KTN announces new discussion forum on agri-food logistic threats and research opportunities
Posted on 20/04/2020
The Covid-19 pandemic has had many negative effects on UK society and the economy. In recent weeks we have seen supermarket shortages and reduced offerings. As the UK is not self-sufficient in food production (for example only 16% of fruit and 52% vegetables and salad are grown in the UK), disruption to the logistics infrastructure could have serious knock-on effects for the UK. The often-complex network and interaction of growers, manufacturers, retailers and freight organisations mean that the current crisis is putting a strain on each of these sectors and the infrastructure which support it.
On 28 April, 2PM, KTN will be running a 60-minute forum to present a range of mathematical sciences topics, and create an environment to discuss priorities and potential avenues for the research base to support the agri-food logistics sector in becoming more resilient. This event is particularly relevant for those working in food manufacturing and transport.
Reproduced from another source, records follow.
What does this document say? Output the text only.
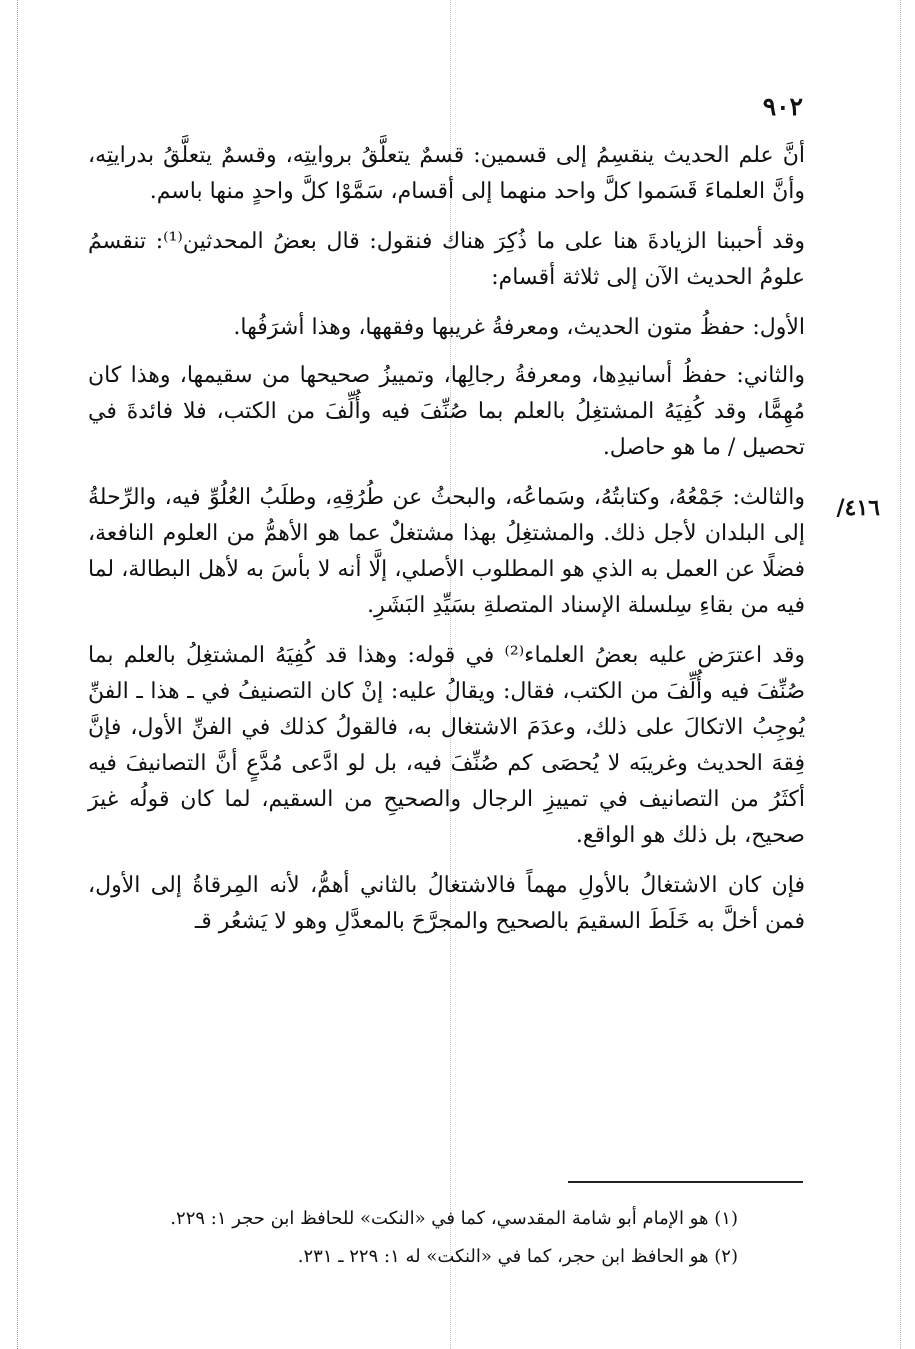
٩٠٢
٤١٦/

أنَّ علم الحديث ينقسِمُ إلى قسمين: قسمٌ يتعلَّقُ بروايتِه، وقسمٌ يتعلَّقُ بدرايتِه، وأنَّ العلماءَ قَسَموا كلَّ واحد منهما إلى أقسام، سَمَّوْا كلَّ واحدٍ منها باسم.

وقد أحببنا الزيادةَ هنا على ما ذُكِرَ هناك فنقول: قال بعضُ المحدثين⁽¹⁾: تنقسمُ علومُ الحديث الآن إلى ثلاثة أقسام:

الأول: حفظُ متون الحديث، ومعرفةُ غريبها وفقهها، وهذا أشرَفُها.

والثاني: حفظُ أسانيدِها، ومعرفةُ رجالِها، وتمييزُ صحيحها من سقيمها، وهذا كان مُهِمًّا، وقد كُفِيَهُ المشتغِلُ بالعلم بما صُنِّفَ فيه وأُلِّفَ من الكتب، فلا فائدةَ في تحصيل / ما هو حاصل.

والثالث: جَمْعُهُ، وكتابتُهُ، وسَماعُه، والبحثُ عن طُرُقِهِ، وطلَبُ العُلُوِّ فيه، والرِّحلةُ إلى البلدان لأجل ذلك. والمشتغِلُ بهذا مشتغلٌ عما هو الأهمُّ من العلوم النافعة، فضلًا عن العمل به الذي هو المطلوب الأصلي، إلَّا أنه لا بأسَ به لأهل البطالة، لما فيه من بقاءِ سِلسلة الإسناد المتصلةِ بسَيِّدِ البَشَرِ.

وقد اعترَض عليه بعضُ العلماء⁽²⁾ في قوله: وهذا قد كُفِيَهُ المشتغِلُ بالعلم بما صُنِّفَ فيه وأُلِّفَ من الكتب، فقال: ويقالُ عليه: إنْ كان التصنيفُ في ـ هذا ـ الفنِّ يُوجِبُ الاتكالَ على ذلك، وعدَمَ الاشتغال به، فالقولُ كذلك في الفنِّ الأول، فإنَّ فِقهَ الحديث وغريبَه لا يُحصَى كم صُنِّفَ فيه، بل لو ادَّعى مُدَّعٍ أنَّ التصانيفَ فيه أكثَرُ من التصانيف في تمييزِ الرجال والصحيحِ من السقيم، لما كان قولُه غيرَ صحيح، بل ذلك هو الواقع.

فإن كان الاشتغالُ بالأولِ مهماً فالاشتغالُ بالثاني أهمُّ، لأنه المِرقاةُ إلى الأول، فمن أخلَّ به خَلَطَ السقيمَ بالصحيح والمجرَّحَ بالمعدَّلِ وهو لا يَشعُر قـ

(١) هو الإمام أبو شامة المقدسي، كما في «النكت» للحافظ ابن حجر ١: ٢٢٩.

(٢) هو الحافظ ابن حجر، كما في «النكت» له ١: ٢٢٩ ـ ٢٣١.
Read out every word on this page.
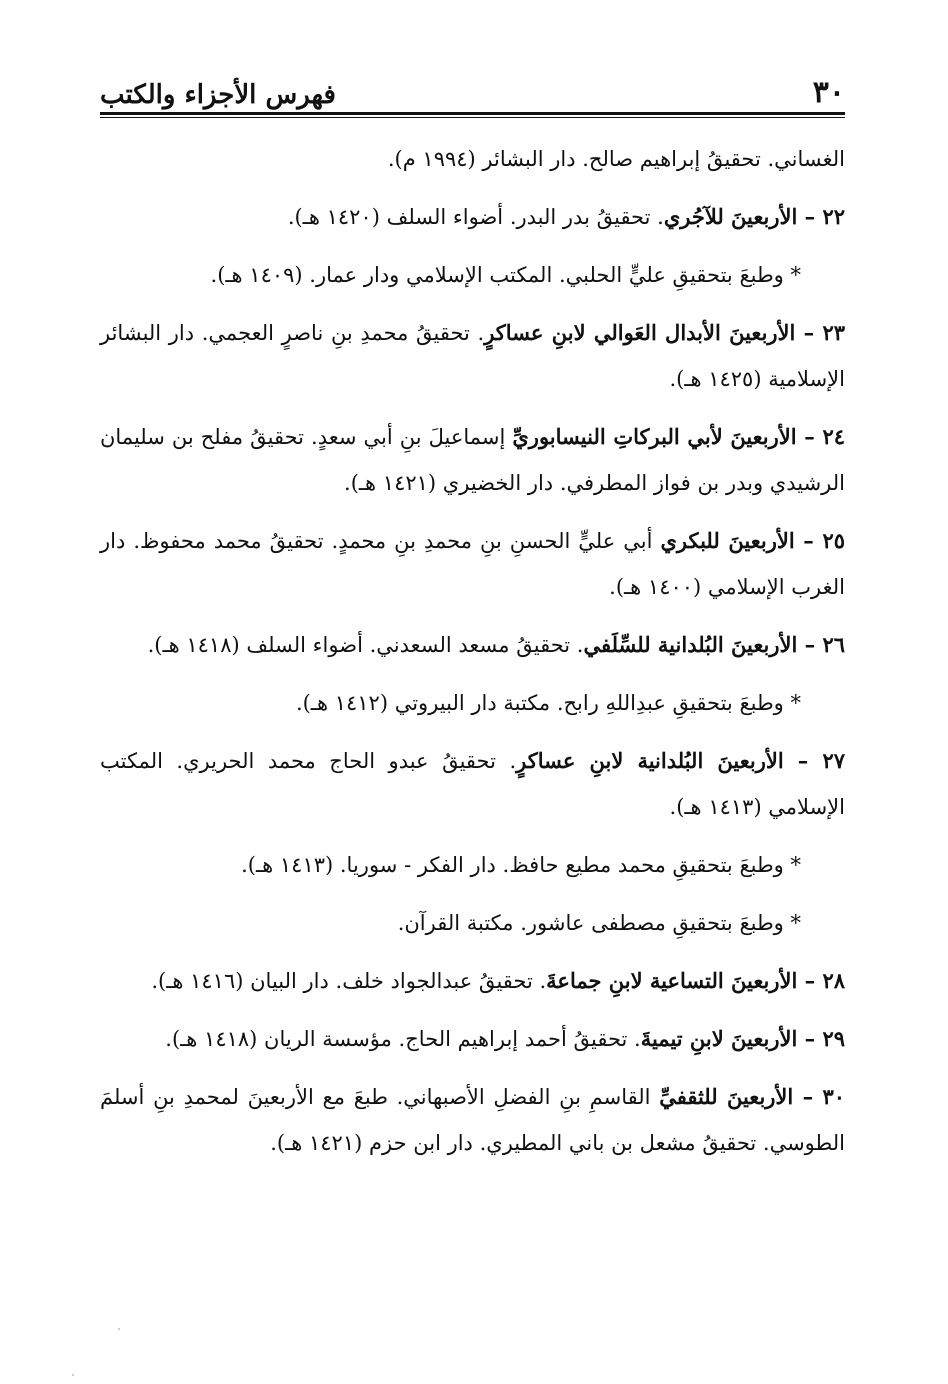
٣٠
فهرس الأجزاء والكتب

الغساني. تحقيقُ إبراهيم صالح. دار البشائر (١٩٩٤ م).

٢٢ – الأربعينَ للآجُري. تحقيقُ بدر البدر. أضواء السلف (١٤٢٠ هـ).

* وطبعَ بتحقيقِ عليٍّ الحلبي. المكتب الإسلامي ودار عمار. (١٤٠٩ هـ).

٢٣ – الأربعينَ الأبدال العَوالي لابنِ عساكرٍ. تحقيقُ محمدِ بنِ ناصرٍ العجمي. دار البشائر الإسلامية (١٤٢٥ هـ).

٢٤ – الأربعينَ لأبي البركاتِ النيسابوريِّ إسماعيلَ بنِ أبي سعدٍ. تحقيقُ مفلح بن سليمان الرشيدي وبدر بن فواز المطرفي. دار الخضيري (١٤٢١ هـ).

٢٥ – الأربعينَ للبكري أبي عليٍّ الحسنِ بنِ محمدِ بنِ محمدٍ. تحقيقُ محمد محفوظ. دار الغرب الإسلامي (١٤٠٠ هـ).

٢٦ – الأربعينَ البُلدانية للسِّلَفي. تحقيقُ مسعد السعدني. أضواء السلف (١٤١٨ هـ).

* وطبعَ بتحقيقِ عبدِاللهِ رابح. مكتبة دار البيروتي (١٤١٢ هـ).

٢٧ – الأربعينَ البُلدانية لابنِ عساكرٍ. تحقيقُ عبدو الحاج محمد الحريري. المكتب الإسلامي (١٤١٣ هـ).

* وطبعَ بتحقيقِ محمد مطيع حافظ. دار الفكر - سوريا. (١٤١٣ هـ).

* وطبعَ بتحقيقِ مصطفى عاشور. مكتبة القرآن.

٢٨ – الأربعينَ التساعية لابنِ جماعةَ. تحقيقُ عبدالجواد خلف. دار البيان (١٤١٦ هـ).

٢٩ – الأربعينَ لابنِ تيميةَ. تحقيقُ أحمد إبراهيم الحاج. مؤسسة الريان (١٤١٨ هـ).

٣٠ – الأربعينَ للثقفيِّ القاسمِ بنِ الفضلِ الأصبهاني. طبعَ مع الأربعينَ لمحمدِ بنِ أسلمَ الطوسي. تحقيقُ مشعل بن باني المطيري. دار ابن حزم (١٤٢١ هـ).
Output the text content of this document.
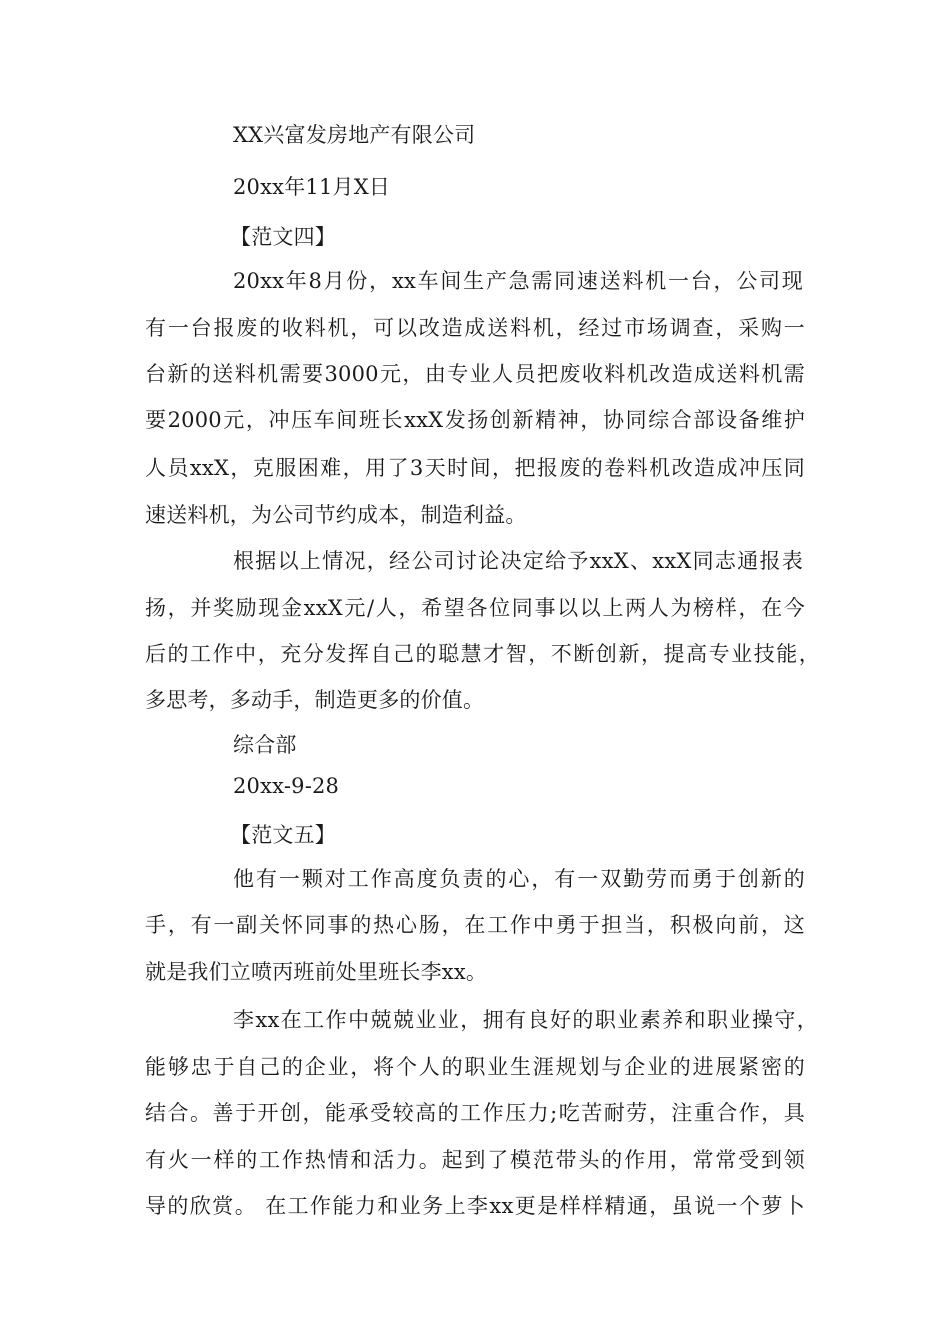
XX兴富发房地产有限公司
20xx年11月X日
【范文四】
20xx年8月份，xx车间生产急需同速送料机一台，公司现
有一台报废的收料机，可以改造成送料机，经过市场调查，采购一
台新的送料机需要3000元，由专业人员把废收料机改造成送料机需
要2000元，冲压车间班长xxX发扬创新精神，协同综合部设备维护
人员xxX，克服困难，用了3天时间，把报废的卷料机改造成冲压同
速送料机，为公司节约成本，制造利益。
根据以上情况，经公司讨论决定给予xxX、xxX同志通报表
扬，并奖励现金xxX元/人，希望各位同事以以上两人为榜样，在今
后的工作中，充分发挥自己的聪慧才智，不断创新，提高专业技能，
多思考，多动手，制造更多的价值。
综合部
20xx-9-28
【范文五】
他有一颗对工作高度负责的心，有一双勤劳而勇于创新的
手，有一副关怀同事的热心肠，在工作中勇于担当，积极向前，这
就是我们立喷丙班前处里班长李xx。
李xx在工作中兢兢业业，拥有良好的职业素养和职业操守，
能够忠于自己的企业，将个人的职业生涯规划与企业的进展紧密的
结合。善于开创，能承受较高的工作压力;吃苦耐劳，注重合作，具
有火一样的工作热情和活力。起到了模范带头的作用，常常受到领
导的欣赏。 在工作能力和业务上李xx更是样样精通，虽说一个萝卜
During this forum, we propose to have a small number of short (5 minute) responses from the mathematical scientists on key topics. These topics have been developed as a response to industry consultation:
- Supply chain and inventory modelling
- Operational research for transportation and logistics
- Network science
- Statistical modelling
- Risk modelling
The rest of the forum will facilitate a discussion with end users (in both business and policy) on where such topics can be beneficial, and how might KTN and UKRI create an environment for these topics to be brought to bear on these emerging threats. If you wish to take part in this forum, please SIGN UP HERE.
KTN has been asked by Innovate UK to highlight such areas significantly impacted by Covid-19 where KTN’s sector expertise and connections can help through research and innovation. KTN has compiled some responses from key organisations on what the short and medium threats to the agri-food logistics sector are, and the impact these would have if left unaddressed. A collection of capabilities that may be used to address the threats identified can be summarised as follows:
As a response to this collation, a group of research scientists (listed below) considered how ideas and tools developed by the mathematical sciences might have application in the current crisis. The paper containing this specific relevant expertise can be found here. Through the Industrial Mathematics team, KTN is keen to expand the conversation with relevant parties to identify priorities, and opportunities for the research community to help deliver solutions for these sectors.
KTN would like to thank the following people for their quick, and insightful input into this initiative: Miguel Anjos (Edinburgh), Alexandra Brintrup (Cambridge), Alan Champneys (Bristol), Stefano Coniglio (Southampton), Christine Currie (Southampton), Guven Demirel (Queen Mary University London), Idris Eckley (Lancaster), Andrei Gagarin (Cardiff), Bart McCarthy (Nottingham), John Quigley (Strathclyde), Lesley Walls (Strathclyde).
This forum is supported by the International Centre for Mathematical Sciences (ICMS) and the Isaac Newton Institute for Mathematical Sciences (INI), and is part of the recently launched Virtual Forum for Knowledge Exchange in the Mathematical Sciences (V-KEMS).